I don't know about you but This is Us I think speaks so strongly to me because-wow, the way it is US-probably so many of us- is so creepy accurate. I just watched the scene of Jack and Rebecca screaming at each other. Unfortunately, that very scene has played out more than once in my own house.
It played out with each of them wanting the other to see what all they had given for the other and for their life, feeling that their part to the life they've created has gone unnoticed and underappreciated. As parents we work together, raising our kids and building our lives, but somewhere along the way I often wonder do we all lose ourselves and each other for a bit in the journey?
It's so easy to think behind the closed doors and the flashing moments on social media that all our lives and marriages are without struggle. Though mine is not currently in a rough spot it is not immune to them.
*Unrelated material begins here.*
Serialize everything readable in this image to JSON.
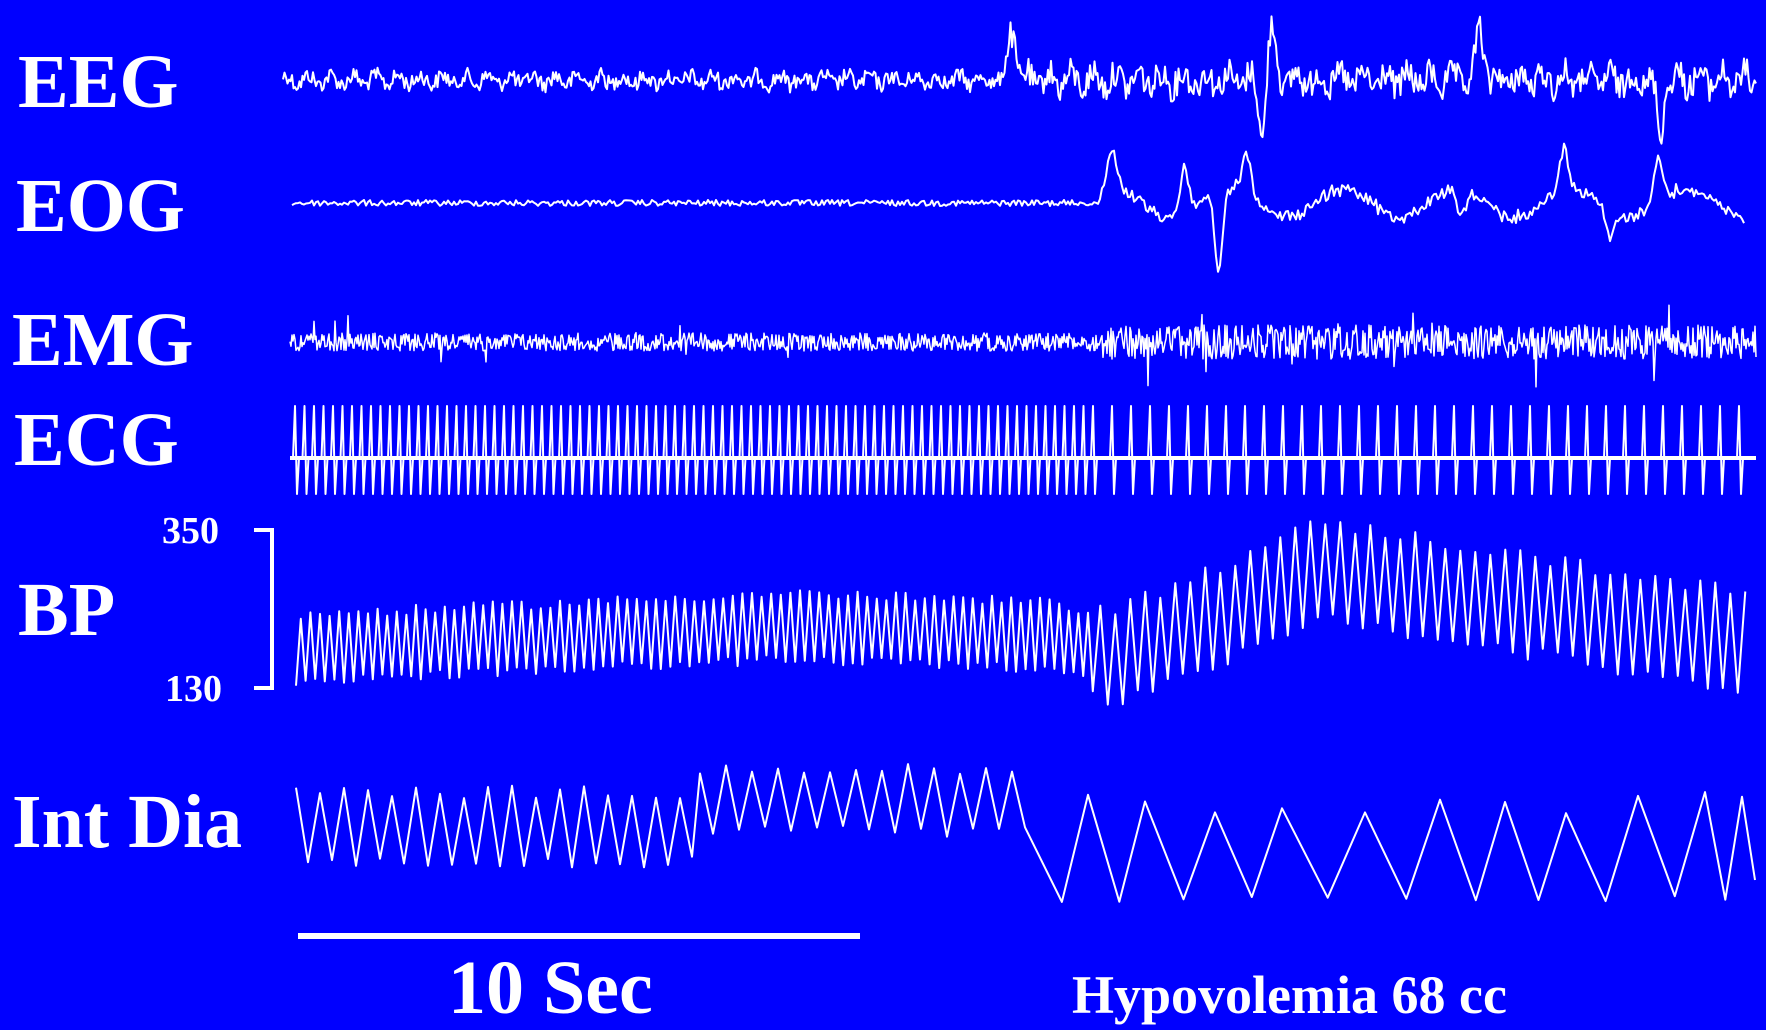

I think understanding the reality of that is important to any marriage's survival. In the early days of our marriage my husband use to tell me it shouldn't be so hard.
Our fighting, our disagreements, our broken trusts and promises at times all must have meant we were broken in some way. Ten years into this though I think we both know now marriage is not easy. We see Jack and Rebecca's love story as this beautiful love story, especially in the beginning before we know all the details. I look at the love stories of those a generation or two ahead of me and as a young naïve kid I only saw the beauty in the imperfect lives of others’ happily ever after stories, and didn’t see the sweat, tears, and time that went into making those love stories what they were. Life is messy; we as humans are complicated and all carry our own battle wounds from life's experiences; therefore, marriage can never be a perfect union. Nor was it ever meant to be. The love stories that we find beautiful and look up to are the beautiful stories they are because they endured the hard. They navigated the messes of life and complications of one another, and they came out the other side. But they fought, they cried, they misunderstood each other, they wronged one another, but they also picked up the pieces together. Marriage isn't finding your way to the alter together, but finding your way back to each other over and over and over again.